Mais désormais, pourrait-il posséder un pouvoir qui lui appartiendrait ? Pour de vrai ? L'appréhension de cette sensation inédite lui faisait froid dans le dos. Lui, un simple clone créé dans le but ultime de combattre pour les mages, et seulement pour eux, n'ayant ni passé, ni avenir. Posséder quelque chose qui lui était propre ? Une expérience qui s'annonçait enivrante.

Quand à l'activation, c'était une autre histoire ; chaque don pour le magicien était quelque chose qui lui était destiné, mais pas naturel. Maintenant, il devait trouver sa propre voie. Fouiller au plus profond d'un être qui n'était pas seulement l'amalgame de trois existences, mais quelque chose de plus. Il s'enfonça dans les labyrinthes de son esprit, évitant les spectres de ses existences, cherchant quelque chose de nouveau. Et il trouva quelque chose.

Une lumière minuscule. Pathétique. Mais d'une splendeur éphémère tel un minuscule Big Bang qui éclaterait dans la seconde où il lui demanderait de le faire.

Son pouvoir.

Son être.

Quand Yannis rouvrit les yeux, sa main brillait doucement, mais pas seulement ; la lumière qu'elle projetait formait un disque au blanc pur, émettant un doux vrombissement aussi réconfortant que le ronronnement d'un chat sur vos genoux. C'était son essence à lui. Ni un Alter, ni un pouvoir de Vérité, d'Outsider ou magique. C'était sa Nature.

- Eh bien, ça t'a mis longtemps, grommela Eraserhead en indiquant un chronomètre qui affichait déjà que cinq minutes avaient passé. Maintenant, tente de voir comment ça fonctionne.

Obéissant, Yannis passa sa main à l'intérieur du disque, et pensa à un autre endroit.

Eraserhead attendit quelques instants, avant de voir qu'un autre disque s'était formé juste devant la cible, et la main du jeune homme en sortit, incandescente, et traversa de part en part la cible, formant un trou fulminant en plein dans le mille.
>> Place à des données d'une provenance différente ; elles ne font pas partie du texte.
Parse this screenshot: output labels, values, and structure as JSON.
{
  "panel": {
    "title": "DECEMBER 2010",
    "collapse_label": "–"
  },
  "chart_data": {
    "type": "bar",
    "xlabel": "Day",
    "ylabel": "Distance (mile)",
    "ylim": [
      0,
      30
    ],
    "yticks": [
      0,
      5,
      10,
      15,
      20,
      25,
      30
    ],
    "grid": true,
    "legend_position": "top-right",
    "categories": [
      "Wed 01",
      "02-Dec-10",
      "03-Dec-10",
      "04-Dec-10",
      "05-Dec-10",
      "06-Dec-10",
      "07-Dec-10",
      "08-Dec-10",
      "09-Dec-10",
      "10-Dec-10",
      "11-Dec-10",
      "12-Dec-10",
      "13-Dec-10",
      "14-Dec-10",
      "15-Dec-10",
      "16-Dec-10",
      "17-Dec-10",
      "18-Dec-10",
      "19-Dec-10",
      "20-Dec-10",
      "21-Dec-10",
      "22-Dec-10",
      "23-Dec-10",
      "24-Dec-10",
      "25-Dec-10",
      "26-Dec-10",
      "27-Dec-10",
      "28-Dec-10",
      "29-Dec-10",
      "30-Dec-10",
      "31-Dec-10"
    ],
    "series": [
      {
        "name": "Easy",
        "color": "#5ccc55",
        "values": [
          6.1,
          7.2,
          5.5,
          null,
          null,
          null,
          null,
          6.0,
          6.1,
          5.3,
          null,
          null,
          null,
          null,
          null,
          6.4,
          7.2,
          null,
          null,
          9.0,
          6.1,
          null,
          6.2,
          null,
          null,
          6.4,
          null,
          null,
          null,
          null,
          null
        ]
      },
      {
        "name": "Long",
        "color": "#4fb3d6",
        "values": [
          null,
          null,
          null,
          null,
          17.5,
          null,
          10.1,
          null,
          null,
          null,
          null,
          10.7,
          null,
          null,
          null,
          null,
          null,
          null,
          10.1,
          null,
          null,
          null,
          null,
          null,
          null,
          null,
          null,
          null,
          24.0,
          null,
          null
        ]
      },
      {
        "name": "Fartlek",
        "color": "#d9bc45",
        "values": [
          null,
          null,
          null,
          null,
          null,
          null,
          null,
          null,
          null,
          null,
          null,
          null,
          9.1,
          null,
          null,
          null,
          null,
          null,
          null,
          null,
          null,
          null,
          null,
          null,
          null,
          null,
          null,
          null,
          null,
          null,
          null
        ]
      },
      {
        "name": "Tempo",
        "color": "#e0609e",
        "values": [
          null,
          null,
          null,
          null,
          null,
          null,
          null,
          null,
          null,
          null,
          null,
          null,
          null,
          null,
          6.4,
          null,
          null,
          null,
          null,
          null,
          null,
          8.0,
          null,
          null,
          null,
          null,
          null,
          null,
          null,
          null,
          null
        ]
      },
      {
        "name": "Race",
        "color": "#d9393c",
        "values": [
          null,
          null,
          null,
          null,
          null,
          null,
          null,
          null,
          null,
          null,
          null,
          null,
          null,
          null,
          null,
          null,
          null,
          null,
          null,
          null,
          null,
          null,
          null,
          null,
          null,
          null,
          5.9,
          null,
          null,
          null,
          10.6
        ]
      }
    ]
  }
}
Efficace, mais le plus extraordinaire, c'était que le visage du jeune homme trahissait une joie immense, comme si il était un enfant découvrant son pouvoir pour la première fois... Non, découvrant qu'il pouvait littéralement respirer.

Il se surpris à sourire légèrement, devant cette mine qui ne ressemblait pas à celle d'un sans-abri désabusé, ou un adulte qui comprenait les autres et cherchait à les manipuler. Non, c'était juste celle d'un adolescent heureux de découvrir ce qu'il pouvait faire. Enfin quelque chose de normal, pensa le héros en faisant un signe de tête aux autres cibles.

- Pas mal, mais tente d'être plus rapide, plus précis. Quand tu seras capable d'atteindre un score d'une seconde maximum, on pourra passer à la projection de cette énergie.